Romero had the surgery in New Orleans on Aug. 15, 2002. For a while, he lost weight steadily, reaching his goal of 210 pounds about 18 months later. "That was exactly where I wanted to be," he recalls. "I looked awesome."
The following spring, however, he started feeling ill and continued to lose weight. After running tests, his doctors concluded that the culprit was his gallbladder, removing it in late 2005. Romero felt better for a few days and started eating again. Then, the real trouble started; Romero began feeling worse. His weight plummeted to an all-time low of 152 pounds on his 6-foot frame. Desperate for an answer, one of his secretaries started searching the Internet for the symptoms of gluten intolerance. Romero had every single one.
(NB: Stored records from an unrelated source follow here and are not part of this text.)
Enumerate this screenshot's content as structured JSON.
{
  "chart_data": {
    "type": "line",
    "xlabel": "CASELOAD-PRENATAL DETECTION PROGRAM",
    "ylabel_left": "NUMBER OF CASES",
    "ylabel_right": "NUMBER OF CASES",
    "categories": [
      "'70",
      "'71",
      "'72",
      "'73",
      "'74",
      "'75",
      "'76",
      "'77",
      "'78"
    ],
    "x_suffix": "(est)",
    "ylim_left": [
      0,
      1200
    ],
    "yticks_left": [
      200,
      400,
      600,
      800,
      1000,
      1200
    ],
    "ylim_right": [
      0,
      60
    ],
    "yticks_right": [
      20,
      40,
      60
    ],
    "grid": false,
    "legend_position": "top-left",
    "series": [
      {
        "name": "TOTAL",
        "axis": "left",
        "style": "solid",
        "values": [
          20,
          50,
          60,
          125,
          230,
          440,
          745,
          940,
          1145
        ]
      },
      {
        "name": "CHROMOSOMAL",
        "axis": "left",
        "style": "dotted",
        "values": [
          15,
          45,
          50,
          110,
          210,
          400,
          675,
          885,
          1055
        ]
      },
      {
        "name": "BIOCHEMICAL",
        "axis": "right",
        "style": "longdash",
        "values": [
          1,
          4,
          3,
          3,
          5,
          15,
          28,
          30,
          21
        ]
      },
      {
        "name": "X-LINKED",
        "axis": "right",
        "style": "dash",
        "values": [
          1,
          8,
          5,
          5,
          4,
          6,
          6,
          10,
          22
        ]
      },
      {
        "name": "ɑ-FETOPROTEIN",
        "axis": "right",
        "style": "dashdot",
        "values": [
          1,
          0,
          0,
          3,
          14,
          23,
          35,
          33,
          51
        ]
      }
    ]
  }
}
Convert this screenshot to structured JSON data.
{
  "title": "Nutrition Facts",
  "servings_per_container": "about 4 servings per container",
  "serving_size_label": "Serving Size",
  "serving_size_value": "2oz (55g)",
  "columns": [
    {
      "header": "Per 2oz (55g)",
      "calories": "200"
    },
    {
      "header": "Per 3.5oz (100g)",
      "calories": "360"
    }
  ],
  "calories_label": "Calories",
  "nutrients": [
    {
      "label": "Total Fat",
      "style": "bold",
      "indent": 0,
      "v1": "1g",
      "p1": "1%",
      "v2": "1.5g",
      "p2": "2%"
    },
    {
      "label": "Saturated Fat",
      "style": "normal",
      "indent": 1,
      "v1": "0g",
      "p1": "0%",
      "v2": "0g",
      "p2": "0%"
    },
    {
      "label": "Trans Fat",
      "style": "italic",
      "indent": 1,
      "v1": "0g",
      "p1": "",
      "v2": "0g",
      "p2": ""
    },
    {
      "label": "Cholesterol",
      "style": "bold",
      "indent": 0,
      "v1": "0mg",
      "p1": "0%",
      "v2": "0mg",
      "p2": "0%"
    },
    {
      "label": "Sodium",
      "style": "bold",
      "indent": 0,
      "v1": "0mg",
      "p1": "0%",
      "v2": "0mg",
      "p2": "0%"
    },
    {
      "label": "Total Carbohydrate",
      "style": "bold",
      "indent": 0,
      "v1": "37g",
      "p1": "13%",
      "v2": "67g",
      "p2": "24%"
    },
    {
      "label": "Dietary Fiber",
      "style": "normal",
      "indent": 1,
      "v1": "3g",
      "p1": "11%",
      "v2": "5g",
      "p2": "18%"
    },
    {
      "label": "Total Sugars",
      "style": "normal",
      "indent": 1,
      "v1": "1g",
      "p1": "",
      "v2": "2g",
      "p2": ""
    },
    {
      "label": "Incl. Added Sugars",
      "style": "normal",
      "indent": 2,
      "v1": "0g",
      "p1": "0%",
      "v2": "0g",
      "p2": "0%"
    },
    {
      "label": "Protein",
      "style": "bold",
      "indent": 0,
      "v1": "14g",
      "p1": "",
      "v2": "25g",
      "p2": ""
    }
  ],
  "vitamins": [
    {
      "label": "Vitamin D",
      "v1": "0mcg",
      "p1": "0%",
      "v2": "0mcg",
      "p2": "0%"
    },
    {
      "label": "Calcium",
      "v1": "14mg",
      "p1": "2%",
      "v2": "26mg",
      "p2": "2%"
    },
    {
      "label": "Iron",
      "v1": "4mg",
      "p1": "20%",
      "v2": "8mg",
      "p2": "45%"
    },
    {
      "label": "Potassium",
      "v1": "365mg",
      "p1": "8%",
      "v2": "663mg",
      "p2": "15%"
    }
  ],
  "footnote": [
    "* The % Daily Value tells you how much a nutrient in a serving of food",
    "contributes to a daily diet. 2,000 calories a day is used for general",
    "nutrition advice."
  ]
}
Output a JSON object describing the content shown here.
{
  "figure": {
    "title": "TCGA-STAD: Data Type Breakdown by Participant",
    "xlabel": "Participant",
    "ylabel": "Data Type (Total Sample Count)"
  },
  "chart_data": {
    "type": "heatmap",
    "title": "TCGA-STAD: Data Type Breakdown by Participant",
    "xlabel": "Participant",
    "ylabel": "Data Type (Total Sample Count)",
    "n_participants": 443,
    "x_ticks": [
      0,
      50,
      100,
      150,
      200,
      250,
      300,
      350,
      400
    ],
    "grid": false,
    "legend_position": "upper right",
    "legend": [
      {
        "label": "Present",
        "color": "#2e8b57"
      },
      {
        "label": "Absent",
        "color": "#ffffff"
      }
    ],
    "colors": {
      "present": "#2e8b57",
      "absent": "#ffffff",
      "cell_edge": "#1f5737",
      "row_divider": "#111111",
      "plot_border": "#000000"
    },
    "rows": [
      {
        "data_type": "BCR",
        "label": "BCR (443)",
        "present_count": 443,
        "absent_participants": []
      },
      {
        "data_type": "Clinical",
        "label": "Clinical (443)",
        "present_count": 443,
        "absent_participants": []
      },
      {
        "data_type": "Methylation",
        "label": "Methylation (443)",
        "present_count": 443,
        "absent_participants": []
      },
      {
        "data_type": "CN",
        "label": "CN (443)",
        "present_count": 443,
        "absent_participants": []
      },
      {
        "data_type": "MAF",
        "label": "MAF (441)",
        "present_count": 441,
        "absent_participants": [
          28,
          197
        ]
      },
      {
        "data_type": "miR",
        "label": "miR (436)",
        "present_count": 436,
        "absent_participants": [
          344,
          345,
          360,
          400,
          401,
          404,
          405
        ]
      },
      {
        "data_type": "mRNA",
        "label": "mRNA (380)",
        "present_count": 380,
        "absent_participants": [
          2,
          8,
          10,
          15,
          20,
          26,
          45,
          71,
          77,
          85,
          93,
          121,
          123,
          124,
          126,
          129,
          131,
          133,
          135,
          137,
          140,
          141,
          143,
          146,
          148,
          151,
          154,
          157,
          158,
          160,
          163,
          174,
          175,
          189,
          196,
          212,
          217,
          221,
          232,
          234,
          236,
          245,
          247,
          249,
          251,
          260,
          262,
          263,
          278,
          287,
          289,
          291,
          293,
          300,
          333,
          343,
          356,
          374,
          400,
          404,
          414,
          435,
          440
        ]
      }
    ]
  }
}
After eliminating gluten from his diet, Romero started feeling a lot better. His doctors prescribed Oxandrin, a steroid that helps to promote weight gain. It worked initially, but the problems soon returned. He saw a specialist in Los Angeles, who placed him on a pancreatic enzyme to aid digestion. With the combination of the two therapies, Romero is finally feeling much better. "I'm glad to say that today, I weigh 189 pounds." Romero says that the hardest part of his ordeal was the mental toll, which has been helped with counseling. "I would never let a friend or anyone do this without understanding the ramifications," Romero says. "But, I would do the surgery again. I've been given a tenth chance at life."
Gastric bypass patient and Rita Hernandez, a certified wound, ostomy and continence nurse, strongly suggests doing your homework before undergoing weight loss surgery. Before having the Roux-en-Y in Shreveport in 2001, Hernandez says she interrogated friends and former patients about the surgery, as well as doing her own research. "You need to make sure you do all of your homework ' look at your surgeon's track record, talk to some people who have had this surgery by a particular physician and [go] online to find out more information about the procedure itself, some of the complications, and what to expect."
Pre-surgery, Hernandez weighed 325 pounds and had some shortness of breath and sleep apnea. Unfortunately, her insurance company did not cover bariatric procedures, so she had to pay for it out-of-pocket. Today, she recommends letting the surgeon's office, rather than a family practitioner or other doctor, fill out the paperwork to increase chances of coverage.
After having the surgery, Hernandez developed a small wound for a few months but had no other complications. She eventually lost 125 pounds, and is now feeling great. "I would do this again in a heartbeat," she says. "I play with my grandson, and that's pretty much what I wanted. I feel good. I'm moving, and I'm not falling, and I'm not short of breath ' much. I'm glad I did it."